Outro sinal de desfasamento é o facto do governo minimizar (ao não assumir claramente esse problema) os efeitos dos erros cometidos com a promoção de bajuladores e incompetentes. A nossa vida social e pública está profundamente marcada pela hipocrisia. A qualidade do servidor público, que o presidente referiu, está intrinsecamente ligada ao facto dos responsáveis terem optado por ter ao seu lado mais pessoas de confiança pessoal (leia-se obedientes,admiradores e fieis) do que pessoas com competência técnica. Aos poucos vemos entrar no governo gente respeitada tecnicamente nas suas áreas, mas isso tem de ser alargado às direcções intermédias, que aí é que se preparam as boas decisões. Se se pretende estabelecer uma data de corte então é preciso a esse nível, intermédio, denunciar as pessoas que ainda há dias diziam hossanas e aleluias aos antigos ministros e agora andam pelos corredores a chamar-lhes os piores nomes. É preciso demitir todos os outros que pactuaram com os roubos, com as decisões negligentes e negócios obscuros e que agora fingem que nada sabiam nem concordavam.
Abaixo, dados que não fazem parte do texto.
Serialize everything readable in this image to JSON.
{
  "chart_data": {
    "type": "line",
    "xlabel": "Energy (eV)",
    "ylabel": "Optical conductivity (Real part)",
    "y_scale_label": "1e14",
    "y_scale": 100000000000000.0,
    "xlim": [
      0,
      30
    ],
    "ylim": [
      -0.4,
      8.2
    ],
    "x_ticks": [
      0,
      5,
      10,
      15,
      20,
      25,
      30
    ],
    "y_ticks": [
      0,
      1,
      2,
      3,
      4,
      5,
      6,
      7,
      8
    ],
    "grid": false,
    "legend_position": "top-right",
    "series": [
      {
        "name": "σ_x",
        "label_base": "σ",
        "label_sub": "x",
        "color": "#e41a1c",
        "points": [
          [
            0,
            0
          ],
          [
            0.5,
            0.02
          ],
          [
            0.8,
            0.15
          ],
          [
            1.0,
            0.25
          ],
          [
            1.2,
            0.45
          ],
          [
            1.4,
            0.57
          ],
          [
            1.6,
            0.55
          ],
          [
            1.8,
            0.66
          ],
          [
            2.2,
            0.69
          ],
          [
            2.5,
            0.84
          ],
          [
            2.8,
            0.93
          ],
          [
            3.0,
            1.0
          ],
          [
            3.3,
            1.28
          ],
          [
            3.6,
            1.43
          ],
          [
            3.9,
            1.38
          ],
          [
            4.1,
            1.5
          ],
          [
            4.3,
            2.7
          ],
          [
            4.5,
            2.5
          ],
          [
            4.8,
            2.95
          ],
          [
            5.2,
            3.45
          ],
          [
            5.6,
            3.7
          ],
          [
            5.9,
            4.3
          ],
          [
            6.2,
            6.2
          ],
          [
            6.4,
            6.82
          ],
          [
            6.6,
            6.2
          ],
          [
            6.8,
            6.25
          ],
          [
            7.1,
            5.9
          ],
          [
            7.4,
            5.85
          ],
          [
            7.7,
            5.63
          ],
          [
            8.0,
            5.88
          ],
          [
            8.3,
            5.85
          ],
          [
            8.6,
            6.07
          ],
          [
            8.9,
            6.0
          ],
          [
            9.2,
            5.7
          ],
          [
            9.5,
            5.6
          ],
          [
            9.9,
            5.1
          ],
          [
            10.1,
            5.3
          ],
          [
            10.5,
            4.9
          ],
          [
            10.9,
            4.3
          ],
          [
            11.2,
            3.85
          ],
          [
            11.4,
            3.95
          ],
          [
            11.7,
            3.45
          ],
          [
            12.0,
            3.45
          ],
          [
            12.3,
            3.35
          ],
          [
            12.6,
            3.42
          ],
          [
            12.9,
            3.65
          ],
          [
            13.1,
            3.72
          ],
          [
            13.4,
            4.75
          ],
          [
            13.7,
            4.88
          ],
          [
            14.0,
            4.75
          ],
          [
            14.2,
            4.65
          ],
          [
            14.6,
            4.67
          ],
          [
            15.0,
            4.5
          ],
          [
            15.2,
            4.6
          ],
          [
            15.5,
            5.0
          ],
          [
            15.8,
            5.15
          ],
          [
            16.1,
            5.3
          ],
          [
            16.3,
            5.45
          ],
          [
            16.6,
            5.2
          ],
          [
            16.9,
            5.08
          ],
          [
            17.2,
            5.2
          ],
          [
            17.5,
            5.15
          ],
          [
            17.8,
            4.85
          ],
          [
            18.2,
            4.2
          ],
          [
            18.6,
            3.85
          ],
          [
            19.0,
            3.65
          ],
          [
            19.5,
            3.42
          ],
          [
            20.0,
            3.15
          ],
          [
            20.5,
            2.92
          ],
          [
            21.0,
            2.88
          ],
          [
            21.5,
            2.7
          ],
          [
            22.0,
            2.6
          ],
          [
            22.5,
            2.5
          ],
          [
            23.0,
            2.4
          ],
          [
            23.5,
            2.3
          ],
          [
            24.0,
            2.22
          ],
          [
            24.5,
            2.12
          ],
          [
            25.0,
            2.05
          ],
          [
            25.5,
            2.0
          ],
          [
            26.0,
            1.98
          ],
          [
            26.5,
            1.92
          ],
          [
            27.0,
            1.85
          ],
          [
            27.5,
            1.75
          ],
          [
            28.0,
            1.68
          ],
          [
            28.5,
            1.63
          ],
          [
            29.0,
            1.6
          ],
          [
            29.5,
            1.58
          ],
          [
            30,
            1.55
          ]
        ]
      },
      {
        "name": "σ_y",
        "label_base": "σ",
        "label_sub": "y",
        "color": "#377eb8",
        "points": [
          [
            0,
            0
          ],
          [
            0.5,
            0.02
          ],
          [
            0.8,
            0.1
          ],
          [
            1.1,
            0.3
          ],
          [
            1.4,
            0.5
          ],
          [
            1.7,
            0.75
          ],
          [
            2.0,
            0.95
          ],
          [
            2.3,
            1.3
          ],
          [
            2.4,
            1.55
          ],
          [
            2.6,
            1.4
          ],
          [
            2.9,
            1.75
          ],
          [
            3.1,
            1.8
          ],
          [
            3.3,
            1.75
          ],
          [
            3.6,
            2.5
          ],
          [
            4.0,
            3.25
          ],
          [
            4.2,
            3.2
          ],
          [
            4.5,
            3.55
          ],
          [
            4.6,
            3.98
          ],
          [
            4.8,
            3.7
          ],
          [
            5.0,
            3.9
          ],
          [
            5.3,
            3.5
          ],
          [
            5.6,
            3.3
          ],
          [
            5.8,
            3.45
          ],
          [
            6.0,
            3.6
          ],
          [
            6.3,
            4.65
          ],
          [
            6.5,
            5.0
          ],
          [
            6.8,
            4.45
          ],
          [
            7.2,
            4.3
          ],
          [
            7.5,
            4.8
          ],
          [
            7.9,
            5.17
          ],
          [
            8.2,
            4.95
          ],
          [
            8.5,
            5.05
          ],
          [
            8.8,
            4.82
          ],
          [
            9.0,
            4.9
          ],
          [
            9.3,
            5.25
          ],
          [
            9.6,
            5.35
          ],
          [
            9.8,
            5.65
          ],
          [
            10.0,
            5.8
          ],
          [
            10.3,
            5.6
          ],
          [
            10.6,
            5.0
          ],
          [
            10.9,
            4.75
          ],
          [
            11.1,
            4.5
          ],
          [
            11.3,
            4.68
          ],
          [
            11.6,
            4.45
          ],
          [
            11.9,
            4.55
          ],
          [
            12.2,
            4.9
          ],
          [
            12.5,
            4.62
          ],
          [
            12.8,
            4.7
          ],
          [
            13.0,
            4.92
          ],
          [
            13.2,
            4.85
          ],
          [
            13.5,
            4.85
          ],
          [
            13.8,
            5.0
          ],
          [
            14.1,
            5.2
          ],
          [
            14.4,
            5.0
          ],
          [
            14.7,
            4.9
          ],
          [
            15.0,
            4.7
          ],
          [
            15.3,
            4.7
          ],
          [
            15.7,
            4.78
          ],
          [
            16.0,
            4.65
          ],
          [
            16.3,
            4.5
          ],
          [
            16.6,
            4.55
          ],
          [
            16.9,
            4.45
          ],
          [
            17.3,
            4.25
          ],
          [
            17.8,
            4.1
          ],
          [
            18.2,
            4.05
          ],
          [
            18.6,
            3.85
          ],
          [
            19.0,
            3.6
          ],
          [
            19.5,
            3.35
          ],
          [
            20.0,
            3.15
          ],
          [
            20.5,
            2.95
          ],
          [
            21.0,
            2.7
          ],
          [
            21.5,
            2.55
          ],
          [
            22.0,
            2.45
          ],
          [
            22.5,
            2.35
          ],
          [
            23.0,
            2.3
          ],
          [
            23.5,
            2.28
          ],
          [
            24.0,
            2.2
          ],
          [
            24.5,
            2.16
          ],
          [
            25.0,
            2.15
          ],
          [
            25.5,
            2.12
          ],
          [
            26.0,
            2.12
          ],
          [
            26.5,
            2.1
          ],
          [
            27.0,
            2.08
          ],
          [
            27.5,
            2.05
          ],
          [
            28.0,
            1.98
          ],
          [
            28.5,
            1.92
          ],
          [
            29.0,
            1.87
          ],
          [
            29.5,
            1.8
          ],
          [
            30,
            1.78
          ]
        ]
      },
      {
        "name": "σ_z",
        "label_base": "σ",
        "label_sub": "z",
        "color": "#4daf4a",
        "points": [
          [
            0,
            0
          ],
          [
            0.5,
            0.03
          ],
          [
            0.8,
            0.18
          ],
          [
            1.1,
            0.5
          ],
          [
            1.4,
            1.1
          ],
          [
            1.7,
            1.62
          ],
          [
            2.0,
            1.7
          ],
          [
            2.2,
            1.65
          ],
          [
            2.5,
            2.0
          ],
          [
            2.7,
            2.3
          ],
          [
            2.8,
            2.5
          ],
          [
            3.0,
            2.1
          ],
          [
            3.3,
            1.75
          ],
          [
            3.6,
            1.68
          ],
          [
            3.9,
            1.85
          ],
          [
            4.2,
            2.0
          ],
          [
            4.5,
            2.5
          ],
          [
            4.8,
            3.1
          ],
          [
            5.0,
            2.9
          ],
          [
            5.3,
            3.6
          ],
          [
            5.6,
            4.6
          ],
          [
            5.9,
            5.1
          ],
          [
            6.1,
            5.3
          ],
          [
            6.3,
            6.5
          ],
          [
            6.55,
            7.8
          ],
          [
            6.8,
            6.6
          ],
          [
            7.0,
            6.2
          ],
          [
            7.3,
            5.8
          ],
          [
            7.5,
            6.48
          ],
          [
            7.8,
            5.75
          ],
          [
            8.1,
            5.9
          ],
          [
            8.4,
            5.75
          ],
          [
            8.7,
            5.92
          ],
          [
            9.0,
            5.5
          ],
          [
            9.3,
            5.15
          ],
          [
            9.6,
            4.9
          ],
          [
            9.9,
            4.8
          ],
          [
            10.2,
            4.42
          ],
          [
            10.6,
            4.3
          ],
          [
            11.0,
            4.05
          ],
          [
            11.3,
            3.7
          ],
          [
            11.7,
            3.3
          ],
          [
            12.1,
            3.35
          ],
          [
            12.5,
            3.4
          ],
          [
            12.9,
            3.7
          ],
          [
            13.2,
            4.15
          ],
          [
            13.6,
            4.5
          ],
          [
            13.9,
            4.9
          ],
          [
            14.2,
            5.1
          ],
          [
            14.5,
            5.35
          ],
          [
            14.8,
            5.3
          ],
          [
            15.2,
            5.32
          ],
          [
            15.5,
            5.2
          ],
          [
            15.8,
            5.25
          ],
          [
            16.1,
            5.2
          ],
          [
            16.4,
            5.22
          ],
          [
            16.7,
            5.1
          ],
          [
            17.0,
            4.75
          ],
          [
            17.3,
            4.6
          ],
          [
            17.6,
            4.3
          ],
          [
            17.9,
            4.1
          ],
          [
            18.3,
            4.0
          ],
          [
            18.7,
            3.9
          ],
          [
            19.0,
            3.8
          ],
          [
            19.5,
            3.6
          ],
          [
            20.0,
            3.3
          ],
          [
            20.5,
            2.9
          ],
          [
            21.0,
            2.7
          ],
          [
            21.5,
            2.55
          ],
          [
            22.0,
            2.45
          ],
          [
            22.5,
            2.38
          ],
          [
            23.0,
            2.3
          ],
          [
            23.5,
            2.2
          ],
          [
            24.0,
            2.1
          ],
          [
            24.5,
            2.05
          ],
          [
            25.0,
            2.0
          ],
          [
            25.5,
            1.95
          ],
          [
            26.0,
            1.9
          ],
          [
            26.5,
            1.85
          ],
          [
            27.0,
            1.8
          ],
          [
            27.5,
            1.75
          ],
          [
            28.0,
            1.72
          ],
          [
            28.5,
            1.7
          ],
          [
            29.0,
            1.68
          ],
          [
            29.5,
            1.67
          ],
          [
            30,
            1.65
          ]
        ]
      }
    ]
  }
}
Tolerância zero é ter coragem de enfrentar a verdade, cumprir a constituição que diz que todos são iguais perante a lei e acabar com a gestão através da intriga, acabar com os pára-quedistas que invadem as empresas públicas eos ministérios.

Na semana da data de corte, largas centenas de exemplares do Semanário Angolense foram recolhidos pela Policia. É aceitável isso? Como não resultou a estratégia da asfixia do jornal pela via da diminuição da publicidade, alguém decidiu ‹‹cumprir a constituição›› afastando o jornal dos leitores. Enquanto a classe média luta arduamente no dia a dia contra todas as adversidades, o nosso novo-riquismo esbanja dinheiro vindo do Estado em excentricidades, gaba-se na revista cor de rosa do seu sucesso repentino e meteórico. E não há outro caminho senão engolir esses sapos. Quando haverá data de corte para isso?

Mesmo o discurso do presidente JES trazia uma reveladora prova de que a mentalidade do próprio governo não mudou. Perante tantas reclamações de oportunidades dadas a estrangeiros, se houvesse uma data de corte, governo não teria assinado um acordo com uma empresa de consultoria estrangeira mas antes com uma angolana. Essa sim teria um caderno de encargos a cumprir, seria obrigada a subcontratar técnicos de maior qualidade e teria um fiscalização atenta. O governo não consegue esconder a admiração, diríamos mesmo uma doentia atracção, por tudo que é estrangeiro. Contrata os estrangeiros justificando-se com a falta de experiência dos angolanos. Cada vez mais achamos que alguns dirigentes acreditam piamente que o modo dos angolanos passarem a ter experiência não é conseguindo contratos exigentes mas antes fazendo com que esses estrangeiros experientes passem a ser administrativamente angolanos. É o que está a acontecer. Uma data de corte deveria implicar uma mudança radical dessa visão perigosa para o futuro. No passado o discurso oficial dizia que ao lado de um cooperante deveriam estar dois angolanos mas hoje a prática demonstra, de modo reiterado, que quando se pretende que algo corra bem contrata-se um estrangeiro. Uma data de corte era potenciar realmente as empresas angolanas e acabar com o preconceito ‹‹oficial e governamental›› de que nada de bom se pode fazer com angolanos. Deveriam ser as empresas angolanas a subcontratar ou a contratar mão de obra qualificada, seja pedreiros chineses, consultores britânicos ou jornalistas portugueses. Infelizmente a realidade é outra como mostra o exemplo da Ernest and Young.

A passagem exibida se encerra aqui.